While the committee’s original structure was designed to include two student members, the committee wasn’t able to find students willing to commit for a year — partially because they were looking for someone over winter break, said Alex Tobin, the student liaison to the city council. Since then, a few students have expressed interest in the position, he said.
While only one of the new spots is specifically for a student representative, Tobin said he hopes that the second spot, if used, is filled by someone from the Student Government Association.
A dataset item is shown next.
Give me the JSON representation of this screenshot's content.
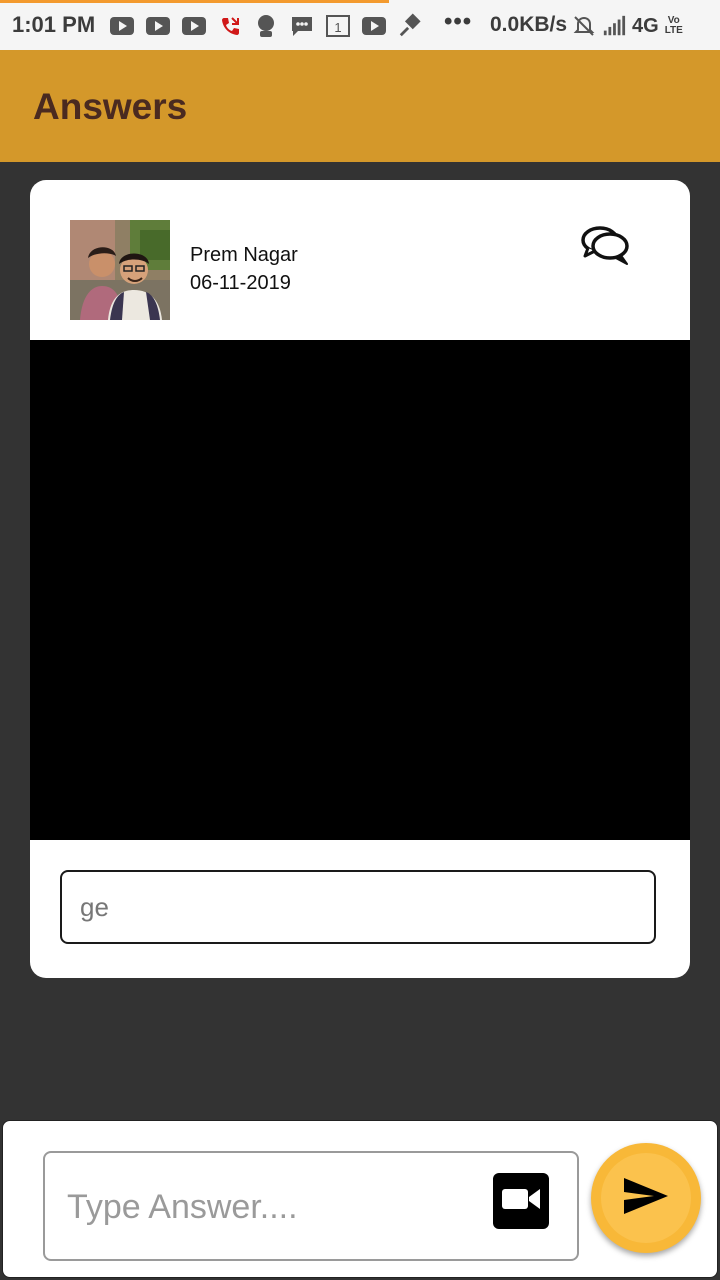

“It also shows that students are active in local politics — that students care about the College Park community,” Tobin said. “It’s a serious commitment. It shows a serious commitment to public service. It also comes at a time where we are going to see new leaders in SGA, who are going to be governing when the meat of this Complete Count Committee will be taking place.”
The need for a student voice became clearer at the committee’s first meeting on March 28, where members voiced concerns about reaching the student population, which must be counted for an accurate city count.
Every 10 years, the census determines the redistricting of legislative boundaries and the distribution of congressional seats, community services and over $600 billion in federal funds.
The census is also used in the city’s redistricting efforts, said District 3 councilman Robert Day.
“Students are residents, they are part of our everyday life,” said Day, who has previously chaired the City Redistricting Commission. “So they need to be included in the things we build, and they come with a very unique insight and view on how to solve problems, and we want as many opportunities to get this right as possible.”
The Complete Count Committee is part of a larger Census Bureau program that targets undercounted populations. The Maryland Department of Planning recently awarded the city’s committee a grant of $34,385 for census outreach efforts.